I find this blog post very helpfull. I have one question. In your post you mentioned: In the screener the criteria : price /book industry decile, price /earnings industry decile and price / sales industry decile should all be less than 3. The actual value criteria are straightforward. To be considered a value candidate, a company must be in the cheapest 20% of its industry by Price to Book, Price to Earnings and Price to Sales. I don’t understand the relation between a ratio less than 3 and in the cheapest 20%. What am I missing?
The only thing I personally don’t understand is the target price est. standard deviation; could you explain? Thank you — JB
Target price estimate standard deviation is a measure of the spread of analyst opinions on a company. The larger the number, the more the analysts disagree about the company’s prospects, as indicated by their differing 12 month target price for the company. Less predictable, less stable companies will generally have bigger standard deviation numbers.
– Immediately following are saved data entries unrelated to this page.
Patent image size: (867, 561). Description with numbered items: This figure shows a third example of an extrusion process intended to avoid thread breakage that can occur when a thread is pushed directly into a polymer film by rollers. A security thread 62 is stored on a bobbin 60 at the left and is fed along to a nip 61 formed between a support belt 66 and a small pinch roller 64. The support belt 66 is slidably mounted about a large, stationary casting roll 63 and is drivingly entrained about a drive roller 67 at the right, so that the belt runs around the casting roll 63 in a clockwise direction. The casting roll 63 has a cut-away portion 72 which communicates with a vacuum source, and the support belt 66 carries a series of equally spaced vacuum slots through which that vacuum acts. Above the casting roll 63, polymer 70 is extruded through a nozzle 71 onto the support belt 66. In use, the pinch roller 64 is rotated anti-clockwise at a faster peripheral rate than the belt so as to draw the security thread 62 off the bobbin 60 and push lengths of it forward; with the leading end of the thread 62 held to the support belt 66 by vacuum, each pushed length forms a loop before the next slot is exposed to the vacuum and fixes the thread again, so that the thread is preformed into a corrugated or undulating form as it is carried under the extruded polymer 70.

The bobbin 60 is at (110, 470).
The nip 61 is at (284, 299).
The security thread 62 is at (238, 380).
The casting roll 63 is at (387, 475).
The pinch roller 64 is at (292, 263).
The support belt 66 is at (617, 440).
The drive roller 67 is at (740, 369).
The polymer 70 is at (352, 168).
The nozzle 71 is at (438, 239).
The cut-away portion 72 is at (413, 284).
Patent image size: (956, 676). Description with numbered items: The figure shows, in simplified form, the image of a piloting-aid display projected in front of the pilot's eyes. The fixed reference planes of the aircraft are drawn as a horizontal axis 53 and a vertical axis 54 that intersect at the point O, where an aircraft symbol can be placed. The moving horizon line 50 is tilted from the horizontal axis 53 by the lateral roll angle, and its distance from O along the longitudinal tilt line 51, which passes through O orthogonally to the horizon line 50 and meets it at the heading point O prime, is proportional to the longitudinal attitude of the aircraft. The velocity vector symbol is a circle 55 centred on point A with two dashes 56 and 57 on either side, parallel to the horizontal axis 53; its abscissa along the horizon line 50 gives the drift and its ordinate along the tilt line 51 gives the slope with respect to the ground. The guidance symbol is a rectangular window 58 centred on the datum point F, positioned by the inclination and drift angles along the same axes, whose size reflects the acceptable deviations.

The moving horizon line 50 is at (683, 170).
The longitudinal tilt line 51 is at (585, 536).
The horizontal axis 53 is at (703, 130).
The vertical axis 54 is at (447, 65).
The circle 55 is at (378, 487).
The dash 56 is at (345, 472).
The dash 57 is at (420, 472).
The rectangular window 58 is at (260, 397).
This is so helpful to normal people building their savings. I appreciate the explanations of financial terms.
You screener is very good and comprehensive. But a stock price should be easily available to begin with because some of the stocks still could be the value stocks according to your screener, but way TOO expensive for some if not majority of your clients, your our humble servant is included. You are too knowledgeable in all interfaces and navigation. I’m software engineer and designed several UI for the scientific instrument. Any instrument should be intuitive and screened by real users (clients) but not creators. Today, I tried to go to your Blog, and it was way to long to navigate. Your overall Software Package is rteally interesting. But UI could be improved. Please, consider these words as very positive overall. Thanks, and Happy New Year.
Excellent post, Howard. Your Stock Rover program is outstanding. Thanks for the very clear and understandable explanation on value investing from your perspective. I’ve read many books on the subject and I think your very short treatment is one of the clearest and cleanest.